Submitting the filing, attorneys emphasized the resources needed to avoid further judicial proceedings: “The parties’ proposed resolution will preserve the resources of the Second Circuit by avoiding the need to decide appeals, obviate any remand for further proceedings in this Court, and bring 4.5 years of hard-fought litigation to an end.”
The underlying SEC lawsuit against Ripple represents a pivotal moment in U.S. cryptocurrency securities regulation. The resolution formally concludes a case deemed a symbolic victory for the industry, particularly following the ruling in late 2023.
From Ruling to Resolution
In July 2023, Judge Analisa Torres issued a landmark decision in the case, finding that secondary marketplace sales of the XRP token do not meet the definition of securities under the Howey Test.
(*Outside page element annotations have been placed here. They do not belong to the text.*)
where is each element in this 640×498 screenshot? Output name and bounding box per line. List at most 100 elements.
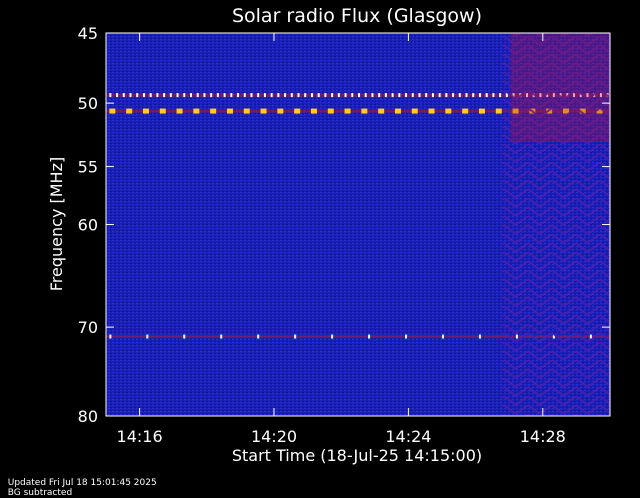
band-spot — [163, 93, 166, 98]
band-spot — [458, 93, 461, 98]
band-spot — [109, 334, 112, 339]
band-spot — [472, 93, 475, 98]
band-spot — [304, 93, 307, 98]
band-spot — [277, 108, 284, 114]
band-spot — [257, 334, 260, 339]
band-spot — [226, 108, 233, 114]
bg-note: BG subtracted — [7, 488, 73, 498]
plot-area — [105, 32, 611, 417]
band-spot — [378, 108, 385, 114]
band-spot — [405, 93, 408, 98]
band-spot — [159, 108, 166, 114]
band-spot — [126, 108, 133, 114]
band-spot — [428, 108, 435, 114]
band-spot — [331, 334, 334, 339]
band-spot — [442, 334, 444, 339]
band-spot — [223, 93, 226, 98]
band-spot — [129, 93, 132, 98]
band-spot — [142, 108, 149, 114]
band-spot — [425, 93, 428, 98]
band-spot — [492, 93, 495, 98]
band-spot — [294, 334, 297, 339]
band-spot — [109, 93, 112, 98]
band-spot — [196, 93, 199, 98]
band-spot — [193, 108, 200, 114]
band-spot — [109, 108, 116, 114]
y-tick-label: 70 — [78, 318, 98, 337]
band-spot — [361, 108, 368, 114]
band-spot — [384, 93, 387, 98]
band-spot — [190, 93, 192, 98]
x-tick-label: 14:28 — [520, 427, 566, 446]
band-spot — [149, 93, 152, 98]
band-spot — [116, 93, 119, 98]
band-spot — [478, 108, 485, 114]
band-spot — [136, 93, 139, 98]
band-spot — [270, 93, 273, 98]
y-axis-label: Frequency [MHz] — [47, 157, 66, 291]
band-spot — [310, 93, 313, 98]
band-spot — [183, 334, 186, 339]
band-spot — [290, 93, 293, 98]
footer: Updated Fri Jul 18 15:01:45 2025 BG subt… — [2, 468, 167, 498]
band-spot — [176, 108, 183, 114]
band-spot — [411, 93, 414, 98]
band-spot — [405, 334, 408, 339]
y-tick-label: 60 — [78, 216, 98, 235]
band-spot — [344, 108, 351, 114]
band-spot — [146, 334, 149, 339]
band-spot — [351, 93, 354, 98]
band-spot — [183, 93, 186, 98]
band-spot — [156, 93, 159, 98]
band-spot — [394, 108, 401, 114]
y-tick-label: 50 — [78, 94, 98, 113]
band-spot — [220, 334, 223, 339]
band-spot — [371, 93, 374, 98]
band-spot — [263, 93, 266, 98]
chart-title: Solar radio Flux (Glasgow) — [232, 5, 482, 27]
y-tick-label: 80 — [78, 407, 98, 426]
band-spot — [297, 93, 300, 98]
band-spot — [284, 93, 287, 98]
band-spot — [203, 93, 206, 98]
band-spot — [122, 93, 125, 98]
band-spot — [368, 334, 371, 339]
band-spot — [310, 108, 317, 114]
band-spot — [230, 93, 233, 98]
band-spot — [485, 93, 488, 98]
x-axis-label: Start Time (18-Jul-25 14:15:00) — [232, 446, 482, 465]
band-spot — [344, 93, 347, 98]
y-tick-label: 55 — [78, 158, 98, 177]
x-tick-label: 14:24 — [385, 427, 431, 446]
x-tick-label: 14:20 — [251, 427, 297, 446]
band-spot — [210, 93, 213, 98]
band-spot — [445, 93, 448, 98]
band-spot — [277, 93, 280, 98]
band-spot — [478, 93, 481, 98]
band-spot — [142, 93, 145, 98]
band-spot — [452, 93, 455, 98]
band-spot — [445, 108, 452, 114]
band-spot — [431, 93, 434, 98]
x-tick-label: 14:16 — [117, 427, 163, 446]
band-spot — [411, 108, 418, 114]
band-spot — [243, 108, 250, 114]
band-spot — [257, 93, 260, 98]
patterned-region-hot — [510, 33, 610, 142]
band-spot — [418, 93, 421, 98]
band-spot — [250, 93, 253, 98]
band-spot — [378, 93, 381, 98]
band-spot — [337, 93, 340, 98]
band-spot — [243, 93, 246, 98]
band-spot — [327, 108, 334, 114]
band-spot — [216, 93, 219, 98]
band-spot — [331, 93, 334, 98]
band-spot — [324, 93, 327, 98]
band-spot — [495, 108, 502, 114]
band-spot — [176, 93, 179, 98]
band-spot — [465, 93, 468, 98]
band-spot — [391, 93, 394, 98]
band-spot — [499, 93, 502, 98]
band-spot — [478, 334, 481, 339]
band-spot — [364, 93, 367, 98]
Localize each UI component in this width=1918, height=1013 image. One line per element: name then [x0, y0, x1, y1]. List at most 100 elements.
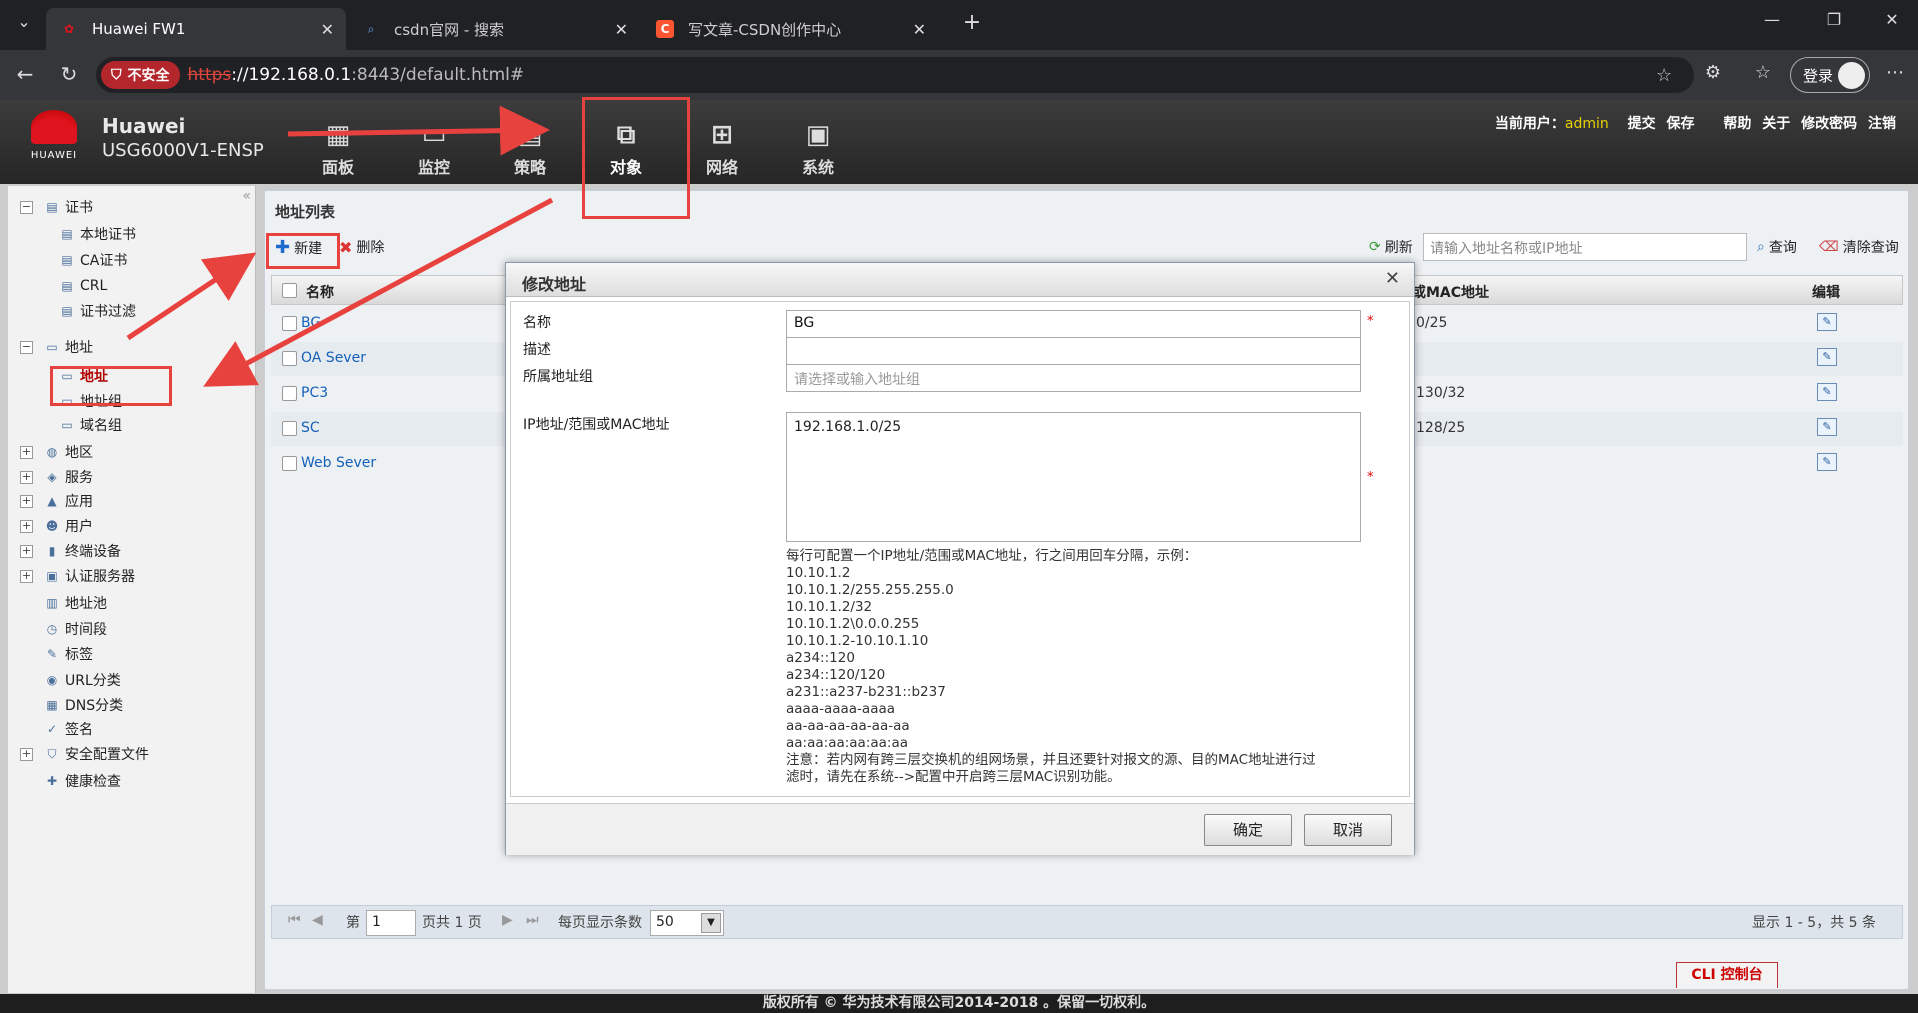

This provided significant relief and recognition to the industry.
However, Judge Torres ruled that certain early distribution methods, involving sales of XRP to investors as compensation for investments, did amount to securities transactions.
The case reached a formal resolution in August 2024 when Judge Torres issued a stipulated final judgment holding Ripple liable for selling XRP as a security during its initial funding rounds and imposing a $125 million civil penalty.
Seeking to challenge the ruling amidst the lead-up to the 2024 US presidential election, the SEC filed an appeal in October 2024.
On March 19, 2025, Ripple CEO Brad Garlinghouse, posting on X (formerly Twitter), announced that the SEC had withdrawn its appeal. Subsequently, Ripple agreed to dismiss its own appeal, effectively ending the litigation without further judicial review of the substantive legal issues decided by the lower court.
This mutual agreement resulted in the refund of the $75 million portion of the penalty, returning that amount to Ripple while acknowledging the Court’s significant jurisdictional stipulation concerning the statutory definition of the term ‘security’.
The resolution confirms a key point debated throughout the proceeding: that while the initial distribution mechanism tying token sales to investment “returns” likely constitutes security activity, the open market resale of unvested or existing tokens may fall outside that scope.
The winding down of this five-year case underscores the transformative impact litigation can have on shaping nascent financial markets, even when its formal conclusion does not definitively establish a universal interpretive framework applicable to all token offerings.